Still, Yam acknowledged that inspirational content doesn’t work for everyone: Some consumers distrust inspirational campaigns and dismiss them as manipulative or sappy.
“I think it all comes back to the craft of storytelling,” he advised. “A great story should be authentic and honest. People are walking lie detectors. They could feel that a campaign is not coherent with the branding or the value of the product. When an audience feels that something doesn’t add up, they will tune out.”
Nelson-Field agreed that it’s not possible to fake authenticity, which is a core tenet of effective inspirational campaigns.
“Inspiration is about overcoming human adversity,” she said. “That’s really hard to create in a fake way because it can come across as inauthentic.”
Without careful analysis, inspiration employed as a creative device can backfire on a brand. For example, the “First Kiss” marketing campaign created for LA fashion brand Wren that featured couples kissing for the first time became an overnight online sensation in 2014. But the company faced a public backlash when viewers felt they had been cynically manipulated.

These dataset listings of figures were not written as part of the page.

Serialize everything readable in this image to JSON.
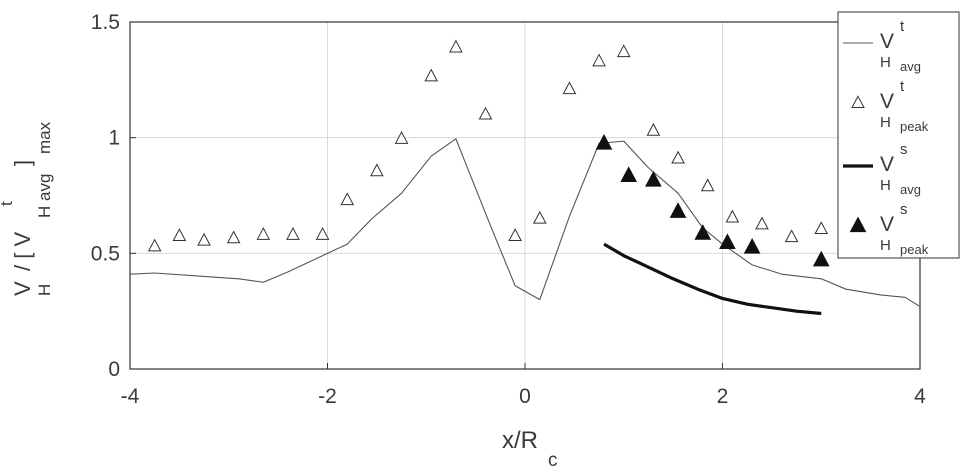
{
  "chart_data": {
    "type": "line",
    "xlabel": "x/R",
    "xlabel_sub": "c",
    "ylabel_parts": {
      "v1": "V",
      "sub1": "H",
      "slash_bracket": "/ [ V",
      "sup2": "t",
      "sub2": "H avg",
      "close": "]",
      "subscript_max": "max"
    },
    "xlim": [
      -4,
      4
    ],
    "ylim": [
      0,
      1.5
    ],
    "xticks": [
      -4,
      -2,
      0,
      2,
      4
    ],
    "xtick_labels": [
      "-4",
      "-2",
      "0",
      "2",
      "4"
    ],
    "yticks": [
      0,
      0.5,
      1,
      1.5
    ],
    "ytick_labels": [
      "0",
      "0.5",
      "1",
      "1.5"
    ],
    "grid": true,
    "legend_position": "top-right",
    "series": [
      {
        "key": "vt_avg",
        "legend": {
          "base": "V",
          "sup": "t",
          "sub": "H",
          "sub2": "avg"
        },
        "style": "thin-line",
        "color": "#555555",
        "x": [
          -4.0,
          -3.75,
          -3.25,
          -2.9,
          -2.65,
          -2.4,
          -2.1,
          -1.8,
          -1.55,
          -1.25,
          -0.95,
          -0.7,
          -0.35,
          -0.1,
          0.15,
          0.45,
          0.75,
          1.0,
          1.25,
          1.55,
          1.8,
          2.0,
          2.3,
          2.6,
          3.0,
          3.25,
          3.6,
          3.85,
          4.0
        ],
        "y": [
          0.41,
          0.415,
          0.4,
          0.39,
          0.375,
          0.42,
          0.48,
          0.54,
          0.65,
          0.76,
          0.92,
          0.995,
          0.62,
          0.36,
          0.3,
          0.66,
          0.975,
          0.985,
          0.87,
          0.76,
          0.61,
          0.54,
          0.45,
          0.41,
          0.39,
          0.345,
          0.32,
          0.31,
          0.27
        ]
      },
      {
        "key": "vt_peak",
        "legend": {
          "base": "V",
          "sup": "t",
          "sub": "H",
          "sub2": "peak"
        },
        "style": "open-triangle",
        "color": "#333333",
        "x": [
          -3.75,
          -3.5,
          -3.25,
          -2.95,
          -2.65,
          -2.35,
          -2.05,
          -1.8,
          -1.5,
          -1.25,
          -0.95,
          -0.7,
          -0.4,
          -0.1,
          0.15,
          0.45,
          0.75,
          1.0,
          1.3,
          1.55,
          1.85,
          2.1,
          2.4,
          2.7,
          3.0
        ],
        "y": [
          0.53,
          0.575,
          0.555,
          0.565,
          0.58,
          0.58,
          0.58,
          0.73,
          0.855,
          0.995,
          1.265,
          1.39,
          1.1,
          0.575,
          0.65,
          1.21,
          1.33,
          1.37,
          1.03,
          0.91,
          0.79,
          0.655,
          0.625,
          0.57,
          0.605
        ]
      },
      {
        "key": "vs_avg",
        "legend": {
          "base": "V",
          "sup": "s",
          "sub": "H",
          "sub2": "avg"
        },
        "style": "thick-line",
        "color": "#111111",
        "x": [
          0.8,
          1.0,
          1.25,
          1.5,
          1.75,
          2.0,
          2.25,
          2.5,
          2.75,
          3.0
        ],
        "y": [
          0.54,
          0.49,
          0.44,
          0.39,
          0.345,
          0.305,
          0.28,
          0.265,
          0.25,
          0.24
        ]
      },
      {
        "key": "vs_peak",
        "legend": {
          "base": "V",
          "sup": "s",
          "sub": "H",
          "sub2": "peak"
        },
        "style": "filled-triangle",
        "color": "#111111",
        "x": [
          0.8,
          1.05,
          1.3,
          1.55,
          1.8,
          2.05,
          2.3,
          3.0
        ],
        "y": [
          0.975,
          0.835,
          0.815,
          0.68,
          0.585,
          0.545,
          0.525,
          0.47
        ]
      }
    ]
  }
}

All inspirational campaigns feature an element of manipulation, of course, but when it was later revealed that the people in the campaign were all wearing Wren clothes and had been handpicked for the video, consumers felt exploited.
To be effective, inspirational campaigns have to be “likeable, appealing, and brand appropriate,” Nelson-Field said.
Marketers, however, must keep in mind the fine line between keeping the brand in the background while letting the inspirational narrative shine, and the storyline eclipsing the brand altogether. All too often, Nelson-Field said, a creative team will go too far in search of inspiring content and focus on winning at the annual Cannes creative communications industry awards, rather than on enhancing the brand for which the campaign is intended.
A good inspirational campaign is all about the balance: a little tear, a little smile, and a little brand.
“The trick is to make sure the brand stands out,” Nelson-Field said.